Huangpu Road Station (黄浦路 (黃浦路, Huángpǔ Lù)) serves as an interchange station of Line 1 and Line 8 of the Wuhan Metro . It entered revenue service along with the completion of Line 1, Phase 1 on July 28, 2004. The Line 8 platforms were opened on 26 December 2017. The station situates at the intersection of Jinghan Avenue and Lugouqiao Road. Before Phase 2, Huangpu Road Station was the northernmost terminus on Line 1. A single crossover was installed just south of the station to accommodate for trains entering terminus prior to 2010. The underground platforms for Line 8 has not been built yet.

==Station layout==
| 3F | Side platform, doors open on the right |
| Westbound | ← towards Jinghe (Sanyang Road) |
| Eastbound | towards Hankou North (Toudao Street) → |
Side platform, doors open on the right
| 2F | Concourse | Faregates, station agent |
| G | Entrances and exits | Exits A, C-H, J |
| B1 | | Transfer passage |
| B2 | Concourse | Faregates, station agent |
| B3 | Side platform, doors open on the right |
| Northbound | ← towards Jintan Road (Zhaojiatiao) |
| Southbound | towards Military Athletes' Village (Xujiapeng) → |
Side platform, doors open on the right

==Facilities==
Huangpu Road station for Line 1 is a two-story elevated station erected at the northern end of Jinghan Avenue. The station has two side platforms accommodating a pair of tracks, with a single crossover at the southern end of the station.
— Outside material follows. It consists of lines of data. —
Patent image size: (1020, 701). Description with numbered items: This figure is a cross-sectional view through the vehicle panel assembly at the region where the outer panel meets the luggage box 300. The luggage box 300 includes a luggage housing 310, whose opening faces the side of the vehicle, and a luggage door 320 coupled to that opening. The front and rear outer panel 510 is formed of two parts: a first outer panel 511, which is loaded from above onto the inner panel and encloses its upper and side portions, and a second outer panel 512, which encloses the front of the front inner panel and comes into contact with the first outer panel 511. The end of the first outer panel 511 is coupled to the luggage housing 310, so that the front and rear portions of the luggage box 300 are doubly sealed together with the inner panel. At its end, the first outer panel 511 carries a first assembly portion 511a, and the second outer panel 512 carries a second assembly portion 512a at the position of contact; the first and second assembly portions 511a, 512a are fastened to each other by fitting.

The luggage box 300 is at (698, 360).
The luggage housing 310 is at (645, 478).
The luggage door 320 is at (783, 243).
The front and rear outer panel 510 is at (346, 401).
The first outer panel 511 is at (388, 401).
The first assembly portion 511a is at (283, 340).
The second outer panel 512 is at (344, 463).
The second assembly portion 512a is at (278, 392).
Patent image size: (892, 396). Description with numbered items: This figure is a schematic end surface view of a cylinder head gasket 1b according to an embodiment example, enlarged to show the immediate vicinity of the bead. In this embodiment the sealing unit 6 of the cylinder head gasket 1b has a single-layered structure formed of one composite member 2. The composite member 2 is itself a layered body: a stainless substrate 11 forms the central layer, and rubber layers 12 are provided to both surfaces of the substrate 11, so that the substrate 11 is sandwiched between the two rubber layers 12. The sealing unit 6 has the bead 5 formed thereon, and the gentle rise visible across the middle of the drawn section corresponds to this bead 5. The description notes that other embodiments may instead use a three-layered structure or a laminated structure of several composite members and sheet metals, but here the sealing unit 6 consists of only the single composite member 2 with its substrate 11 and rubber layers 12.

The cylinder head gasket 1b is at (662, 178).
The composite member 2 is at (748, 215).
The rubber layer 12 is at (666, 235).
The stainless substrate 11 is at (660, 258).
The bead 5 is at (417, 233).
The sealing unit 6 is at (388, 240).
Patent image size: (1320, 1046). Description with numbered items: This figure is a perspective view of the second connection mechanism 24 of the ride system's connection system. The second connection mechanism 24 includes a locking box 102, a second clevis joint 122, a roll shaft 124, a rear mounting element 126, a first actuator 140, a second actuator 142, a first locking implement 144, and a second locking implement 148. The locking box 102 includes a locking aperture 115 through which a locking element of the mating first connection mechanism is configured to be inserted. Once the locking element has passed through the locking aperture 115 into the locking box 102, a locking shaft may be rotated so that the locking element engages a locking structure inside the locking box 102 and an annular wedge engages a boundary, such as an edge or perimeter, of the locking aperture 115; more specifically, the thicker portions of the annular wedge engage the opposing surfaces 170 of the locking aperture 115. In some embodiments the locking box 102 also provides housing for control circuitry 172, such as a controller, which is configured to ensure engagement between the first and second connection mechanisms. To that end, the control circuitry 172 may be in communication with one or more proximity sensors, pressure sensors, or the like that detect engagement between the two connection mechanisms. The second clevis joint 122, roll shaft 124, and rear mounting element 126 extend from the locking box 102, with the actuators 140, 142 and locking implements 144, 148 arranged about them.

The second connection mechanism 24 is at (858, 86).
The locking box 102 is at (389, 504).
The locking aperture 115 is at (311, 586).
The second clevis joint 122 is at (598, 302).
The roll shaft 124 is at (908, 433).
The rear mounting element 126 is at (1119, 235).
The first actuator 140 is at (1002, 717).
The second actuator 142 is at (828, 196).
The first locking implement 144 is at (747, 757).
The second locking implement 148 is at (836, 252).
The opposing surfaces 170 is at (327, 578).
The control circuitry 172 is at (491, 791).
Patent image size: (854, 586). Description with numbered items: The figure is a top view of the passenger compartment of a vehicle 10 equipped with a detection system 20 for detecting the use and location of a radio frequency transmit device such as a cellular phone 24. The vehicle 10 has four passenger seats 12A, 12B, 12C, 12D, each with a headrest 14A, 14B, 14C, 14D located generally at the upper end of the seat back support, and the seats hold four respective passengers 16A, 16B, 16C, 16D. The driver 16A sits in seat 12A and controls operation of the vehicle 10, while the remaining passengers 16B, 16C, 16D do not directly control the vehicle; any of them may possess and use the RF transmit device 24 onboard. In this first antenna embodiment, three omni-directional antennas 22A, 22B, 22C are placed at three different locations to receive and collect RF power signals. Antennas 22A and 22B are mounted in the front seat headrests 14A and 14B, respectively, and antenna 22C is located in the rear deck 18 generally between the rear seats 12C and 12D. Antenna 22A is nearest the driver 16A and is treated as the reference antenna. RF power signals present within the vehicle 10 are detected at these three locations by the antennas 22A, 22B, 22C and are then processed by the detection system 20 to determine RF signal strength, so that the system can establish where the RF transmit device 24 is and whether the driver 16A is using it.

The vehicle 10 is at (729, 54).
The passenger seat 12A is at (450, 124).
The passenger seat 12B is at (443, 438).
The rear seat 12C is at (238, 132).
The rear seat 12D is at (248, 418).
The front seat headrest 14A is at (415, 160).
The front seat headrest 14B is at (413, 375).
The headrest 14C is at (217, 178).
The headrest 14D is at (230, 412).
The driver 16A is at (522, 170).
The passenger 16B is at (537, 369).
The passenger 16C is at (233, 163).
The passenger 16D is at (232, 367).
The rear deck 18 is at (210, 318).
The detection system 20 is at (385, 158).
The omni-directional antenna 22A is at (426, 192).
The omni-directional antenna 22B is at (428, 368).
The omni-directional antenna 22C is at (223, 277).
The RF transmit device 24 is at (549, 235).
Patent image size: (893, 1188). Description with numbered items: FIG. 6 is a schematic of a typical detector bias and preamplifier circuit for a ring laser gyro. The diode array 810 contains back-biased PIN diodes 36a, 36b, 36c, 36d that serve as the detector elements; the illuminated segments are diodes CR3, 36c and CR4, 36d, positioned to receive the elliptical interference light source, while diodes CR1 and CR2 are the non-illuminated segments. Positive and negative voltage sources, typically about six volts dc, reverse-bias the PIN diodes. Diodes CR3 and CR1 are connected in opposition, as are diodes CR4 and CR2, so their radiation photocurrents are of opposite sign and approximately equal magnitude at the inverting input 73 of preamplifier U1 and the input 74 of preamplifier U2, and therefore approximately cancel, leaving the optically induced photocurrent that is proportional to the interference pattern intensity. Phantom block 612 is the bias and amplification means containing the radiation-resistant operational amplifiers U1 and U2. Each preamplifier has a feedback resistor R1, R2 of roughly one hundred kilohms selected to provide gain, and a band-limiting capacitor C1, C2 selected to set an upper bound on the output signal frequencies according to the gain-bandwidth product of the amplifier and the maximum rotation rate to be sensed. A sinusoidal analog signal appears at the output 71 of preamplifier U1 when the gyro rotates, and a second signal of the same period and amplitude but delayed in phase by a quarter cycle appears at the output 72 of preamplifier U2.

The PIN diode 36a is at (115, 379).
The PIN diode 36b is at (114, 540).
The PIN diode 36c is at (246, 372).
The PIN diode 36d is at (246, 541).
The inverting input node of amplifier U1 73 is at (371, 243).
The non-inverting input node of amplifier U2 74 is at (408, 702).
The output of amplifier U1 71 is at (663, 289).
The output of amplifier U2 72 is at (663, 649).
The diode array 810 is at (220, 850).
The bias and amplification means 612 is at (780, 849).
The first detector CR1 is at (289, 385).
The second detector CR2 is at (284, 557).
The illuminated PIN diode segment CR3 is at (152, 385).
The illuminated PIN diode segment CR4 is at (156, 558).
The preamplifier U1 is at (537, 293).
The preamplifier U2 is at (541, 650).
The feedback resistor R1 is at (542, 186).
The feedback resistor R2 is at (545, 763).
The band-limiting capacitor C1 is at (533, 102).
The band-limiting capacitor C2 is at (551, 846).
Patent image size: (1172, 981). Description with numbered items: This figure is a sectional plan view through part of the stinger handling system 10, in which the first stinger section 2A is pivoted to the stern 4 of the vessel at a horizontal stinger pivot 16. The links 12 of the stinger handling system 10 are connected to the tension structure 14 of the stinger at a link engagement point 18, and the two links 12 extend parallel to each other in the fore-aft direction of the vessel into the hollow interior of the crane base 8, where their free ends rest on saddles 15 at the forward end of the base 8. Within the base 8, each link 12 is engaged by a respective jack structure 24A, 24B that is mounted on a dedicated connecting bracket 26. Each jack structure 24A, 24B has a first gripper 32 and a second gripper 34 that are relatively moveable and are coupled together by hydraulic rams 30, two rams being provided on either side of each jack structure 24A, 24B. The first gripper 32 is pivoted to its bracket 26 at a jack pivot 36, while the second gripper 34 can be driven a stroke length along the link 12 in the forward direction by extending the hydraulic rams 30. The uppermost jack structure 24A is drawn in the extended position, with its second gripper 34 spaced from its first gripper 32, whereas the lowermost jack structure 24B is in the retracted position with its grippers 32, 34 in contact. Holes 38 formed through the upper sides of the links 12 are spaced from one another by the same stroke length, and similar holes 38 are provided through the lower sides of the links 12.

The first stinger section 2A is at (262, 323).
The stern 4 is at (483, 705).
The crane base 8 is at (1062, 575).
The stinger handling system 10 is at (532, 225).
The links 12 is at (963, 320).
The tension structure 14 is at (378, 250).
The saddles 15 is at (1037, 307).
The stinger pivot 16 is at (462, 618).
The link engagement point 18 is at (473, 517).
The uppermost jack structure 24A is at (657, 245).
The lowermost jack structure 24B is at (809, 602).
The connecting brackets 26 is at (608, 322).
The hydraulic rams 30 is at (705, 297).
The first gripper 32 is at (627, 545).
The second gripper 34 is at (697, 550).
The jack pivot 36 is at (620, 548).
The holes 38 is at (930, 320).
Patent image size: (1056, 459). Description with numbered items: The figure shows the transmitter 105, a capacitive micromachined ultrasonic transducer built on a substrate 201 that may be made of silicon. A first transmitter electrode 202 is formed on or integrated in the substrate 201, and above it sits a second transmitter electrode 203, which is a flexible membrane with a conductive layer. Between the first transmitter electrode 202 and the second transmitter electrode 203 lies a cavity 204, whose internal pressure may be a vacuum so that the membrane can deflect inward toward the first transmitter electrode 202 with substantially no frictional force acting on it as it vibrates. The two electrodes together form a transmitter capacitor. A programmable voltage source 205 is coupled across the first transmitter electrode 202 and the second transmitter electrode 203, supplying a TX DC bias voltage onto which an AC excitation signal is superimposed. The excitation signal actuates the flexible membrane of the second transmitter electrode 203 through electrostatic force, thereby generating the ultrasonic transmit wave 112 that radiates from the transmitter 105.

The station is equipped with attended customer service concierges, automatic ticket vending machines, and accessible ramps.

==Exits==
There are currently eight exits in service:
- Exit A
- Exit C
- Exit D
- Exit E
- Exit F
- Exit G
- Exit H
- Exit J

==Transfers==
Bus transfers to Route 30, 60, 212, 402, 520, 526, 548, 583, 588, 606, 707, 721 and 727 are available at Huangpu Road Station.